As we all know, Apple recently announced, with the release of the new iTunes U, iBooks 2, and apps to create textbooks, that they will re-invent the textbook market. I have three kids in college, and that’s a big deal. Here’s the larger picture.
Sure, taking on the textbook monopoly is a big deal. Those publishers are quaking in their old-print-paradigm boots, because their 500-year old industry is now dead. DEAD!
Seriously, here’s the big picture of this phenomena at the moment: In 1450, Gutenberg invented movable type and printed his first Bible. The printed-book paradigm has not fundamentally changed until Apple announced apps for the common man to create electronic texts and instantly publish them to the world. That is a BIG deal. The emergence of the Internet and e-text was the opening bell in this world-changing shift, and all the recent developments in self-publishing, e-readers, e-books, and the accelerating transformation of the entire media industry are all part of this mega-trend, but until now and Apple’s announcement, we didn’t have the means to take full advantage of that potential.
Apple is poised to go after education next. There’s another centuries-old model screaming for transformation. Apple has already established a beachhead with this move into textbooks.

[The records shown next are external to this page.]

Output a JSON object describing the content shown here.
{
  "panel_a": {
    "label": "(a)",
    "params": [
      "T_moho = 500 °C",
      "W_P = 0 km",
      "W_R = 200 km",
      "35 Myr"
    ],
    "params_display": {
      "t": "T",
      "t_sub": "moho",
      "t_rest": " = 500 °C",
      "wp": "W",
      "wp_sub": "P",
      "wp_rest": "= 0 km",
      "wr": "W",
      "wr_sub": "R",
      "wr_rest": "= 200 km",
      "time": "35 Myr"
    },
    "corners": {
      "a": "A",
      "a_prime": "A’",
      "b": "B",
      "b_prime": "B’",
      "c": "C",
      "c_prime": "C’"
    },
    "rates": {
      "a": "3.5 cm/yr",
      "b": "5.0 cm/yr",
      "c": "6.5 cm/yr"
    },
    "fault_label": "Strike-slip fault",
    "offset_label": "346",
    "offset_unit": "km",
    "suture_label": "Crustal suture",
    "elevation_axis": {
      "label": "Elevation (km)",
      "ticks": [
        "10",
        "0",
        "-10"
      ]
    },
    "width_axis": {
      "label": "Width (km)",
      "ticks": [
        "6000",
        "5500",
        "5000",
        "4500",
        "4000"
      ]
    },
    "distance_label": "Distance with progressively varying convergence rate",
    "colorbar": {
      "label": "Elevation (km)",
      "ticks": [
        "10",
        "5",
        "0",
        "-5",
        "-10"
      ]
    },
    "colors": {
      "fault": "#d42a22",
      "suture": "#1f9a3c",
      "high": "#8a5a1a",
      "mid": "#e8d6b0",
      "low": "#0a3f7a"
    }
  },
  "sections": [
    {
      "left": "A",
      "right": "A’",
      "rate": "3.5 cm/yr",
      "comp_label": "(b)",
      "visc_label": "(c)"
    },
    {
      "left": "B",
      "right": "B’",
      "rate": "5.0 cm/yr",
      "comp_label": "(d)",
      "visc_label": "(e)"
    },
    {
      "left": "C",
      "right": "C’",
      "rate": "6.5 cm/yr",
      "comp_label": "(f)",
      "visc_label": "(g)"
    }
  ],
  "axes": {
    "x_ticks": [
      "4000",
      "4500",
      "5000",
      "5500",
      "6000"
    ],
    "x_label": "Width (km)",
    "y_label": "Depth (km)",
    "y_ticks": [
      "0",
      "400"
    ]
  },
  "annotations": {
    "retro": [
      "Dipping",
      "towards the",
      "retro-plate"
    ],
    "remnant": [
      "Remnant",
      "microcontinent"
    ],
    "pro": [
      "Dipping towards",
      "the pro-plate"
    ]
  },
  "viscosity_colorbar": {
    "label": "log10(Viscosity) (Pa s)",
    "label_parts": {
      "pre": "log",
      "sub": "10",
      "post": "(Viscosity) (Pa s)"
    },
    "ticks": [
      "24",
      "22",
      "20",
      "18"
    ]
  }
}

Oh, by the way, they also have a market capitalization of $500 BILLION, and they make a BILLION more dollars each week. They have half a TRILLION dollars in the bank, which is absolutely unprecedented in the history of business. The have the platform, the ecosystem, the innovative chops, the market share, the beachheads, and the CASH to do this.
And the competition will not sit idly on the sidelines. Especially Amazon and Google, who have both staked their strategies on e-content. There will be furious competition here. This equals further opportunity for us consumers and developers – as long as we stay reasonably platform agnostic.